Menendez: “By her incredible hard work and sacrifice in order to make sure that I would be the first in our family to go to college. She taught me about hard work and sacrifice, especially when it comes to your children.”

Rep. Robert Aderholt (R-Ala.): “Growing up as I did around politics, campaigning wasn’t anything new when I first ran for Congress. I was only 5 when my dad ran for a seat on the Circuit Court in Alabama. Even back then, my mom was a great help to my dad’s race.

“However, my mom’s campaign skills really began to shine when I became the candidate. During my first campaign we printed lapel stickers with my name on it. We’d go to festivals and events all across the district and my Mom — some way — could get almost anybody there to wear one of my stickers. Some weekends there may have been two or three events and we’d have different people cover the events since I couldn’t be at all of them. I would make my way from event to event and I always knew what we’d find at the events my mom was working. As soon as my wife, Caroline, and I would arrive, almost everyone would be wearing a Robert Aderholt for Congress sticker. It was amazing.

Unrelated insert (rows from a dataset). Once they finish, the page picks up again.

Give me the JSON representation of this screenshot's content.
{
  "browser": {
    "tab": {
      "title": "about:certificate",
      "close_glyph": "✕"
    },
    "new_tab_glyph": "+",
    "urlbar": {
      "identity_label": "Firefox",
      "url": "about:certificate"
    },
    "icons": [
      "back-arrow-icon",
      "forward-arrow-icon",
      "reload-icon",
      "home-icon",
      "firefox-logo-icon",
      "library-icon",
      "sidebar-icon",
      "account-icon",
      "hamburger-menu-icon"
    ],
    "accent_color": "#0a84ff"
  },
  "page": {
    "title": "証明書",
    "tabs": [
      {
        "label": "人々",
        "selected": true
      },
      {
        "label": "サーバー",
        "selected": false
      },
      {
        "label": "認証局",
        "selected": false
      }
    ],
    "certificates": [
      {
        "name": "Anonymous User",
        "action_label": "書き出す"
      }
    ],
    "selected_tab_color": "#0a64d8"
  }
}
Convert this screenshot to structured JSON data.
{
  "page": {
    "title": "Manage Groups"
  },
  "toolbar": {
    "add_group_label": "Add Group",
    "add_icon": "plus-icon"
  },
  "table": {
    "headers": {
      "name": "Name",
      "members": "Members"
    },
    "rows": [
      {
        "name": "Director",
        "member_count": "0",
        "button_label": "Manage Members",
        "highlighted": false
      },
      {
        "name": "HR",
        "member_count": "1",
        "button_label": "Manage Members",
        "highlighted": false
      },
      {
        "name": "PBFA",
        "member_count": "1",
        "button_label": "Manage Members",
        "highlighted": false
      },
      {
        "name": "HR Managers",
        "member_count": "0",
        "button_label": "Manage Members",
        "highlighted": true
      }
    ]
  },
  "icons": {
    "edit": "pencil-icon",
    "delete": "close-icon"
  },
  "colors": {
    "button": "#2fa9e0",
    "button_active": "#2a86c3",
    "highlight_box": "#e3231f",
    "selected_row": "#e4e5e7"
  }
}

“To this day, we don’t know how she was able to convince so many people to wear my sticker. Other people on the campaign — even my wife — would try, but no none could come close to my mom. I think it’s just a mom thing. She couldn’t imagine anyone not wanting to support her son for Congress. My mom has always been there to support my endeavors and has always been there going beyond the call of duty.”

What would like to tell your mother this Mother’s Day?

Lott: “You made my career possible.”

Loretta Sanchez: “I love you, Mom!”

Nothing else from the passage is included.